Dismissing claims made by anti-immigration politicians in the UK that a wave of workers from Romania and Bulgaria would move to Britain after restrictions keeping them out were lifted on 1 January 2014, she said that her government was committed to attracting émigrés back home to power the country’s revived economy.
“The problem is not people leaving… that outflow already happened a few years back. In Romania we can clearly see the negative effects of the emigration of highly qualified labour, in particular doctors and engineers…it has started to be a problem for us,” Ms Campeanu said in an interview in Bucharest.
Ms Campeanu said that the departure of many young people of working age would put significant strain on the country’s public finances in the future, leaving funders to support the nation’s pensions system.
“The problem is not only that highly qualified workers left but a lot of young people left. This trend represents a problem that we may have to deal with in the near future as the pace of population ageing is the highest in Europe,” she added.
Romania’s economy has been performing better than average on the back of near double-digit growth in the industrial and agricultural sectors, compared with the rest of Europe.

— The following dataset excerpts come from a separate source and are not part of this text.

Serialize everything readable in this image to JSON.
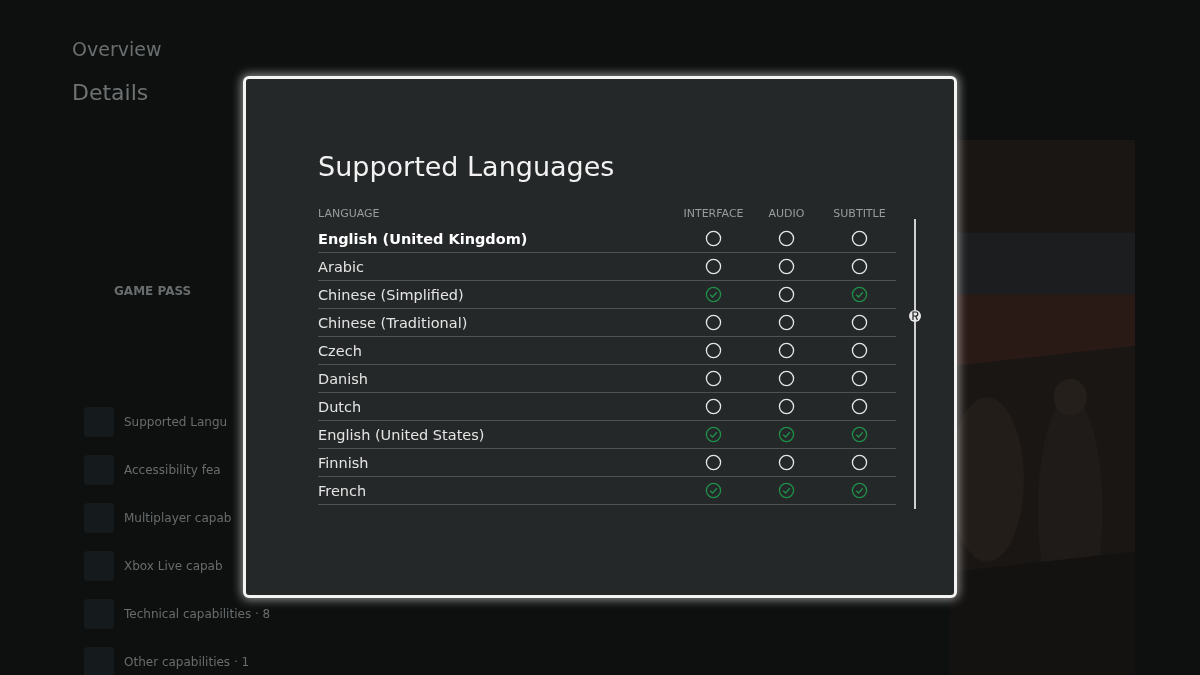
{
  "background": {
    "nav_title": "Overview",
    "heading": "Details",
    "badge": "GAME PASS",
    "items": [
      {
        "label": "Supported Langu"
      },
      {
        "label": "Accessibility fea"
      },
      {
        "label": "Multiplayer capab"
      },
      {
        "label": "Xbox Live capab"
      },
      {
        "label": "Technical capabilities · 8"
      },
      {
        "label": "Other capabilities · 1"
      }
    ]
  },
  "dialog": {
    "title": "Supported Languages",
    "columns": [
      "LANGUAGE",
      "INTERFACE",
      "AUDIO",
      "SUBTITLE"
    ],
    "rows": [
      {
        "language": "English (United Kingdom)",
        "selected": true,
        "interface": false,
        "audio": false,
        "subtitle": false
      },
      {
        "language": "Arabic",
        "selected": false,
        "interface": false,
        "audio": false,
        "subtitle": false
      },
      {
        "language": "Chinese (Simplified)",
        "selected": false,
        "interface": true,
        "audio": false,
        "subtitle": true
      },
      {
        "language": "Chinese (Traditional)",
        "selected": false,
        "interface": false,
        "audio": false,
        "subtitle": false
      },
      {
        "language": "Czech",
        "selected": false,
        "interface": false,
        "audio": false,
        "subtitle": false
      },
      {
        "language": "Danish",
        "selected": false,
        "interface": false,
        "audio": false,
        "subtitle": false
      },
      {
        "language": "Dutch",
        "selected": false,
        "interface": false,
        "audio": false,
        "subtitle": false
      },
      {
        "language": "English (United States)",
        "selected": false,
        "interface": true,
        "audio": true,
        "subtitle": true
      },
      {
        "language": "Finnish",
        "selected": false,
        "interface": false,
        "audio": false,
        "subtitle": false
      },
      {
        "language": "French",
        "selected": false,
        "interface": true,
        "audio": true,
        "subtitle": true
      }
    ]
  }
}
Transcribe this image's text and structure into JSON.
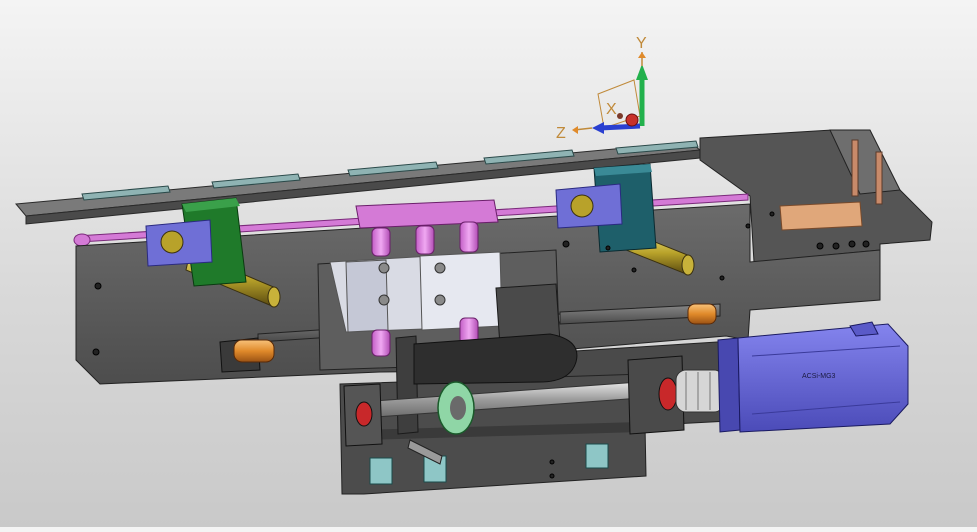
{
  "viewport": {
    "background_top": "#f4f4f4",
    "background_bottom": "#c9c9c9"
  },
  "triad": {
    "x_label": "X",
    "y_label": "Y",
    "z_label": "Z",
    "x_color": "#c8322a",
    "y_color": "#22b14c",
    "z_color": "#2a3fd0"
  },
  "model": {
    "motor_label": "ACSi-MG3",
    "colors": {
      "frame": "#5a5a5a",
      "frame_dark": "#3e3e3e",
      "green_block": "#1f7a2a",
      "teal_block": "#1e5f6a",
      "blue_block": "#6f6fd6",
      "pink": "#d47ad6",
      "orange": "#e08a2a",
      "motor": "#6a6ad8",
      "shaft": "#a8a8a8",
      "tan_plate": "#e0a77a"
    }
  }
}
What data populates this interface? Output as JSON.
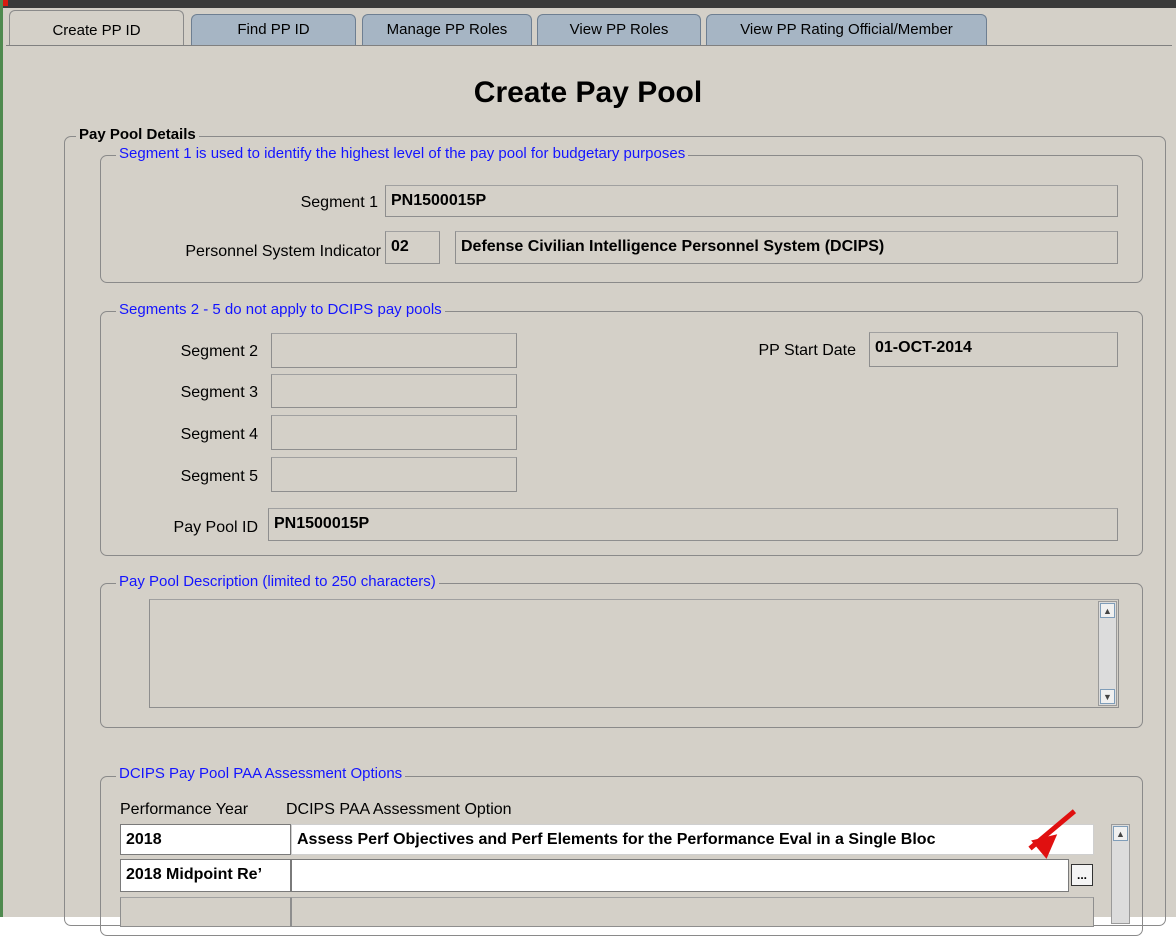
{
  "tabs": [
    "Create PP ID",
    "Find PP ID",
    "Manage PP Roles",
    "View PP Roles",
    "View PP Rating Official/Member"
  ],
  "page_title": "Create Pay Pool",
  "pay_pool_details": {
    "legend": "Pay Pool Details",
    "segment1_group": {
      "legend": "Segment 1 is used to identify the highest level of the pay pool for budgetary purposes",
      "segment1_label": "Segment 1",
      "segment1_value": "PN1500015P",
      "psi_label": "Personnel System Indicator",
      "psi_code": "02",
      "psi_desc": "Defense Civilian Intelligence Personnel System (DCIPS)"
    },
    "segments_group": {
      "legend": "Segments 2 - 5 do not apply to DCIPS pay pools",
      "segment2_label": "Segment 2",
      "segment3_label": "Segment 3",
      "segment4_label": "Segment 4",
      "segment5_label": "Segment 5",
      "start_date_label": "PP Start Date",
      "start_date_value": "01-OCT-2014",
      "pay_pool_id_label": "Pay Pool ID",
      "pay_pool_id_value": "PN1500015P"
    },
    "description_group": {
      "legend": "Pay Pool Description (limited to 250 characters)",
      "value": ""
    },
    "paa_group": {
      "legend": "DCIPS Pay Pool PAA Assessment Options",
      "col_year": "Performance Year",
      "col_option": "DCIPS PAA Assessment Option",
      "rows": [
        {
          "year": "2018",
          "option": "Assess Perf Objectives and Perf Elements for the Performance Eval in a Single Bloc"
        },
        {
          "year": "2018 Midpoint Re’",
          "option": ""
        },
        {
          "year": "",
          "option": ""
        }
      ],
      "ellipsis": "..."
    }
  },
  "colors": {
    "legend_blue": "#1414ff",
    "panel": "#d4d0c8",
    "tab": "#a6b5c4",
    "arrow": "#e01010"
  }
}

Gross domestic product in 2013 is set to grow by +2.2%, while unemployment rates are nearly half the EU average of 11%, according to EU official data.
But the labour minister fears that, given the demographic crisis it faces, it will be hard to keep the momentum up without young workers.
To tackle the problem Romania’s centre-left government has recently introduced a series of measures to attract young émigrés home.
These measures include grants worth up to €100,000 to set up a new business, subsidies to lower mortgage costs for first-time home buyers, and a series of incentives for entrepreneurs keen to open an agricultural business.
Ms Campeanu said that Romania was also determined to attract investment from western European economies in an effort to convince many of the country’s emigrants to return and work for large multinationals.
The labour minister admitted that reversing the migration trend will be a tall order, as wages in Romania are comparable to those in poor developing countries, rather than EU standards.
But with the economic crisis continuing to negatively impact many of the countries where most Romanians have emigrated, mainly Italy and Spain, and following a resurgence of the domestic market Ms Campeanu is hopeful that she will see more people coming home.